Baji Rao I

 

By the 1730s the Mughal Empire lay in ruins.

The rulers of Delhi, the ‘Padshahs of the world’ had been humbled and the successors of Aurangzeb lived in terror of the revolutions convulsing the subcontinent of India.

The spectre of religious fanaticism in the late 1600s had led to a revolt by the Hindu populace of India from the foothills of the Himalayas, the Rajputs of Rajasthan, The Jaats of Bharatpur, the Bundelas of Central India, the Satnamis of North India, The Kolis and Bhils of Gujarat, The Bedars of South India and the Ahoms of Eastern India.

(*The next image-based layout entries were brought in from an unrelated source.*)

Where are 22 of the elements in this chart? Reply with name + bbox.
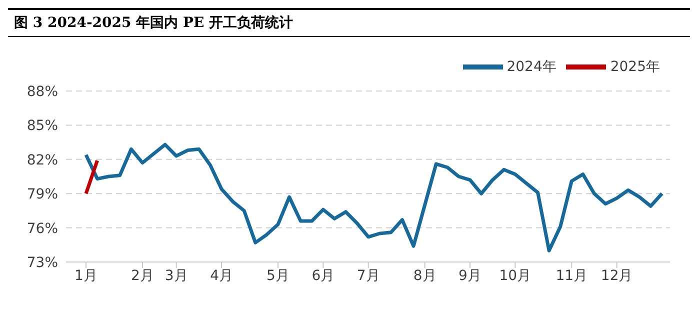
x-tick-label: 3月 bbox=[164, 268, 188, 284]
x-tick-label: 6月 bbox=[312, 268, 335, 284]
x-tick-label: 10月 bbox=[499, 268, 532, 284]
x-tick-label: 5月 bbox=[266, 268, 290, 284]
x-tick-label: 11月 bbox=[556, 268, 588, 284]
y-tick-label: 76% bbox=[26, 220, 58, 237]
x-tick-label: 7月 bbox=[356, 268, 380, 284]
line-series bbox=[84, 142, 664, 252]
legend-label: 2025年 bbox=[610, 58, 660, 75]
y-tick-label: 79% bbox=[26, 186, 58, 203]
x-tick-label: 2月 bbox=[131, 268, 154, 284]
chart-title: 图 3 2024-2025 年国内 PE 开工负荷统计 bbox=[8, 8, 690, 37]
x-tick-label: 8月 bbox=[413, 268, 436, 284]
y-tick-label: 73% bbox=[26, 254, 58, 271]
x-tick-label: 9月 bbox=[458, 268, 482, 284]
x-tick-label: 1月 bbox=[74, 268, 98, 284]
legend-label: 2024年 bbox=[506, 58, 556, 75]
y-tick-label: 82% bbox=[26, 152, 58, 168]
x-tick-label: 12月 bbox=[600, 268, 633, 284]
x-tick-label: 4月 bbox=[210, 268, 233, 284]
y-tick-label: 88% bbox=[26, 84, 58, 100]
y-tick-label: 85% bbox=[26, 118, 58, 134]
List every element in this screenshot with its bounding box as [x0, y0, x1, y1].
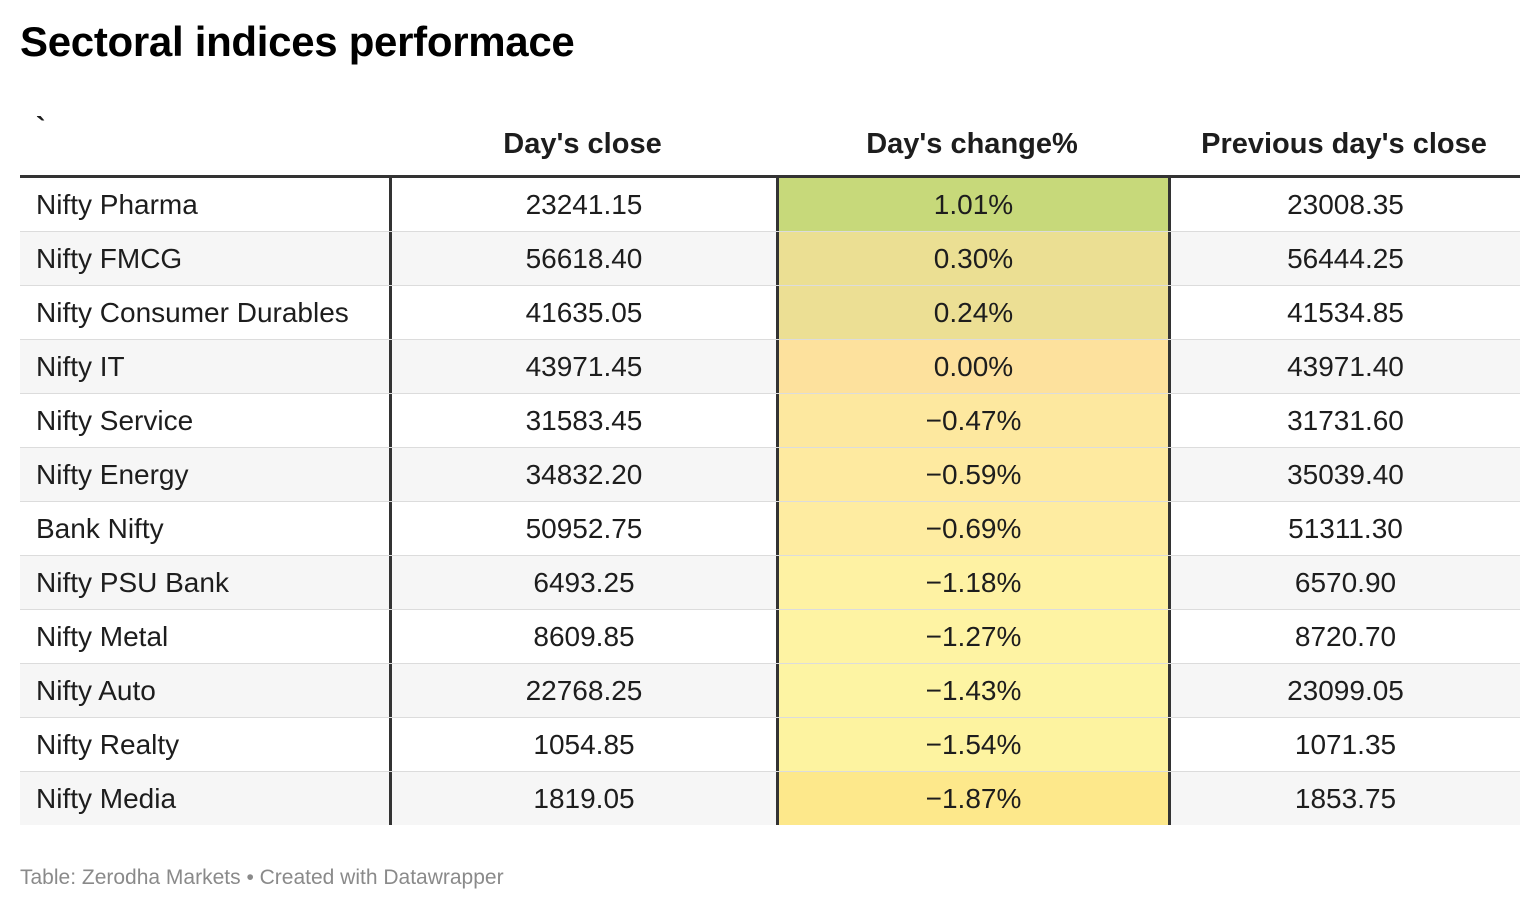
- table-row: Nifty Energy 34832.20 −0.59% 35039.40: [20, 448, 1520, 502]
- previous-close-cell: 1853.75: [1168, 772, 1520, 825]
- sectoral-indices-table: ` Day's close Day's change% Previous day…: [20, 108, 1520, 825]
- table-row: Nifty FMCG 56618.40 0.30% 56444.25: [20, 232, 1520, 286]
- days-change-cell: 0.30%: [776, 232, 1168, 285]
- days-change-cell: −1.27%: [776, 610, 1168, 663]
- days-close-cell: 6493.25: [389, 556, 776, 609]
- table-row: Bank Nifty 50952.75 −0.69% 51311.30: [20, 502, 1520, 556]
- days-close-cell: 50952.75: [389, 502, 776, 555]
- days-change-cell: 0.24%: [776, 286, 1168, 339]
- days-change-cell: 1.01%: [776, 178, 1168, 231]
- days-close-cell: 1054.85: [389, 718, 776, 771]
- index-name-cell: Nifty Consumer Durables: [36, 297, 349, 328]
- index-name-cell: Nifty IT: [36, 351, 125, 382]
- table-header: ` Day's close Day's change% Previous day…: [20, 108, 1520, 178]
- days-close-cell: 31583.45: [389, 394, 776, 447]
- previous-close-cell: 56444.25: [1168, 232, 1520, 285]
- table-row: Nifty Service 31583.45 −0.47% 31731.60: [20, 394, 1520, 448]
- index-name-cell: Nifty Energy: [36, 459, 189, 490]
- days-close-cell: 41635.05: [389, 286, 776, 339]
- index-name-cell: Nifty Service: [36, 405, 194, 436]
- days-close-cell: 56618.40: [389, 232, 776, 285]
- index-name-cell: Nifty Metal: [36, 621, 169, 652]
- previous-close-cell: 43971.40: [1168, 340, 1520, 393]
- table-row: Nifty Metal 8609.85 −1.27% 8720.70: [20, 610, 1520, 664]
- column-header-previous-close[interactable]: Previous day's close: [1201, 128, 1487, 160]
- days-change-cell: −1.43%: [776, 664, 1168, 717]
- days-change-cell: 0.00%: [776, 340, 1168, 393]
- table-row: Nifty Pharma 23241.15 1.01% 23008.35: [20, 178, 1520, 232]
- table-row: Nifty Auto 22768.25 −1.43% 23099.05: [20, 664, 1520, 718]
- credit-label: Created with Datawrapper: [259, 866, 504, 889]
- days-close-cell: 34832.20: [389, 448, 776, 501]
- previous-close-cell: 8720.70: [1168, 610, 1520, 663]
- days-close-cell: 23241.15: [389, 178, 776, 231]
- column-header-days-change[interactable]: Day's change%: [866, 128, 1078, 160]
- table-body: Nifty Pharma 23241.15 1.01% 23008.35 Nifty F…: [20, 178, 1520, 825]
- days-close-cell: 43971.45: [389, 340, 776, 393]
- source-label: Table: Zerodha Markets: [20, 866, 241, 889]
- footer-separator: •: [240, 866, 260, 889]
- days-close-cell: 22768.25: [389, 664, 776, 717]
- previous-close-cell: 23099.05: [1168, 664, 1520, 717]
- index-name-cell: Nifty Pharma: [36, 189, 198, 220]
- table-row: Nifty PSU Bank 6493.25 −1.18% 6570.90: [20, 556, 1520, 610]
- previous-close-cell: 35039.40: [1168, 448, 1520, 501]
- days-change-cell: −0.69%: [776, 502, 1168, 555]
- index-name-cell: Bank Nifty: [36, 513, 164, 544]
- table-row: Nifty Realty 1054.85 −1.54% 1071.35: [20, 718, 1520, 772]
- index-name-cell: Nifty Media: [36, 783, 177, 814]
- column-header-days-close[interactable]: Day's close: [503, 128, 662, 160]
- previous-close-cell: 6570.90: [1168, 556, 1520, 609]
- index-name-cell: Nifty FMCG: [36, 243, 183, 274]
- previous-close-cell: 31731.60: [1168, 394, 1520, 447]
- index-name-cell: Nifty Auto: [36, 675, 156, 706]
- days-change-cell: −1.54%: [776, 718, 1168, 771]
- table-title: Sectoral indices performace: [20, 18, 575, 65]
- days-close-cell: 1819.05: [389, 772, 776, 825]
- days-change-cell: −1.87%: [776, 772, 1168, 825]
- previous-close-cell: 1071.35: [1168, 718, 1520, 771]
- previous-close-cell: 51311.30: [1168, 502, 1520, 555]
- days-close-cell: 8609.85: [389, 610, 776, 663]
- previous-close-cell: 41534.85: [1168, 286, 1520, 339]
- days-change-cell: −0.59%: [776, 448, 1168, 501]
- index-name-cell: Nifty Realty: [36, 729, 180, 760]
- column-header-name[interactable]: `: [36, 112, 46, 144]
- days-change-cell: −1.18%: [776, 556, 1168, 609]
- footer: Table: Zerodha Markets • Created with Da…: [20, 866, 504, 890]
- table-row: Nifty IT 43971.45 0.00% 43971.40: [20, 340, 1520, 394]
- table-row: Nifty Media 1819.05 −1.87% 1853.75: [20, 772, 1520, 825]
- table-row: Nifty Consumer Durables 41635.05 0.24% 4153…: [20, 286, 1520, 340]
- days-change-cell: −0.47%: [776, 394, 1168, 447]
- previous-close-cell: 23008.35: [1168, 178, 1520, 231]
- index-name-cell: Nifty PSU Bank: [36, 567, 229, 598]
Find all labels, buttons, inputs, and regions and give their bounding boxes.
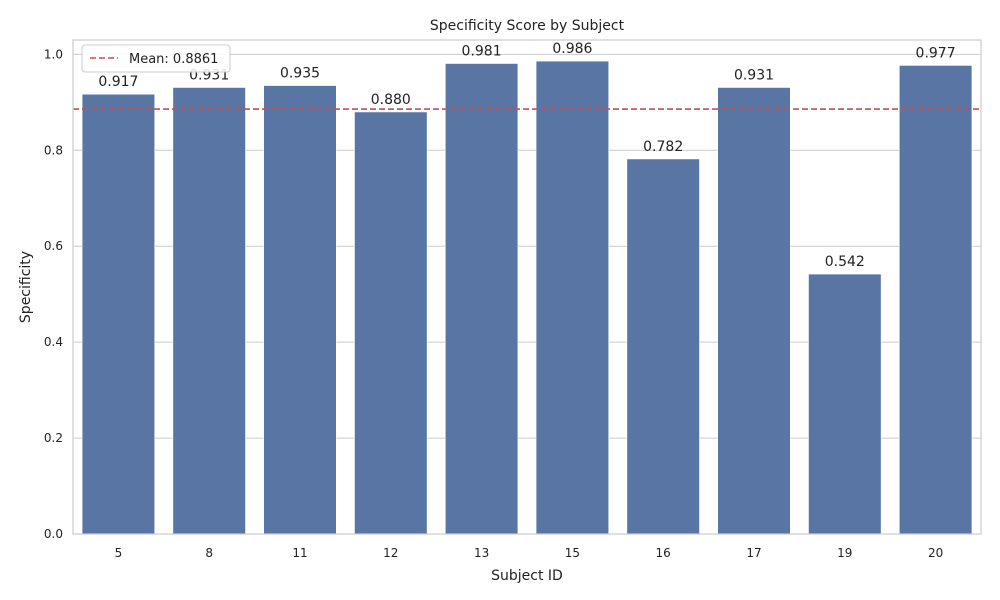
legend-box — [81, 44, 231, 73]
bar-value-label: 0.782 — [643, 139, 683, 155]
y-tick-label: 1.0 — [44, 47, 63, 61]
y-tick-label: 0.2 — [44, 431, 63, 445]
bar-value-label: 0.542 — [825, 254, 865, 270]
bar — [535, 60, 610, 535]
bars — [81, 60, 973, 535]
bar-value-label: 0.917 — [98, 74, 138, 90]
x-tick-label: 11 — [292, 546, 307, 560]
bar — [808, 273, 882, 535]
x-tick-label: 16 — [656, 546, 671, 560]
chart-title: Specificity Score by Subject — [430, 18, 625, 34]
plot-frame — [72, 39, 982, 535]
bar — [626, 158, 700, 535]
y-tick-labels: 0.0 0.2 0.4 0.6 0.8 1.0 — [44, 47, 63, 541]
y-tick-label: 0.4 — [44, 335, 63, 349]
legend-mean-label: Mean: 0.8861 — [129, 52, 218, 67]
bar — [717, 87, 791, 535]
bar — [898, 65, 973, 535]
bar — [444, 63, 519, 535]
x-tick-label: 17 — [746, 546, 761, 560]
legend: Mean: 0.8861 — [81, 44, 231, 73]
y-tick-label: 0.6 — [44, 239, 63, 253]
bar — [263, 85, 337, 535]
x-tick-label: 12 — [383, 546, 398, 560]
bar-value-label: 0.977 — [916, 45, 956, 61]
bar-value-label: 0.935 — [280, 66, 320, 82]
bar-value-label: 0.931 — [734, 67, 774, 83]
x-tick-label: 13 — [474, 546, 489, 560]
bar-value-label: 0.981 — [462, 44, 502, 60]
x-tick-label: 5 — [115, 546, 123, 560]
x-tick-label: 8 — [205, 546, 213, 560]
y-axis-label: Specificity — [18, 251, 34, 323]
x-tick-label: 20 — [928, 546, 943, 560]
bar — [81, 93, 156, 535]
x-tick-label: 19 — [837, 546, 852, 560]
bar-value-label: 0.880 — [371, 92, 411, 108]
bar — [172, 87, 246, 535]
x-tick-label: 15 — [565, 546, 580, 560]
x-tick-labels: 5 8 11 12 13 15 16 17 19 20 — [115, 546, 944, 560]
y-tick-label: 0.8 — [44, 143, 63, 157]
x-axis-label: Subject ID — [491, 568, 563, 584]
bar-value-label: 0.986 — [552, 41, 592, 57]
y-tick-label: 0.0 — [44, 527, 63, 541]
bar — [354, 111, 428, 535]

None however provoked as much terror and fear in the hearts of their enemies as the slogan of the Hindu padshahi coined by the first great leader Shivaji of the irresistible cavalry pouring from the arid hills of Western India. These were the Hindu Marathas. From the inspiration of Shivaji and Sant Ramdas they unleashed such energies into India that the Mughal Empire fell in ruin.

Following the death of Shivaji and the 25 year war of liberation the Marathas freed their homeland from Mughal tyranny when the son of the prime minister, a 19 year old lad named Baji Rao made an inspired speech in the court of the Maratha king.

‘Strike, strike at the heart of the rotting tree and the branches will fall of themselves. Then this land of the Hindus will be free’

He then embarked on a ceaseless twenty year campaign in a strike northwards, every year inching nearer to Delhi and the extinction of the Mughal Empire. It is said that the Mughal emperor was in such terror that he refused a meeting with Baji Rao, fearing to sit in his presence. The holy pilgrimage routes of the Hindus from Mathura, to Benares to Somnath were made free of harassment.

The greatest of the warriors of the empire, Mughal, Pathan and Central Asian alike were defeated by Baji Rao: Nizam ul Mulk, Khan I Dauran, Muhammad Khan are but a few of the names of the warriors who failed before the Marathas. The Battles of Bhopal, Palkhed, the victories over the Portuguese invaders in Western India are amongst his great achievements.

He died at the untimely age of 39 in 1739, in military camp surrounded by his army.

He has been described as the incarnation of Hindu energy, ceaselessly striving for 20 years to establish the Hindu Padshahi. His sons continued his mission of carrying the saffron flag to the gates of Afghanistan in 1758 to the fort of Attock in the North and simultaneously marching to the Southern shores of India. He represents the creative and destructive power of Dharma as he unleashed the urge of a people yearning to be free and remains as a symbol of victory to the modern day.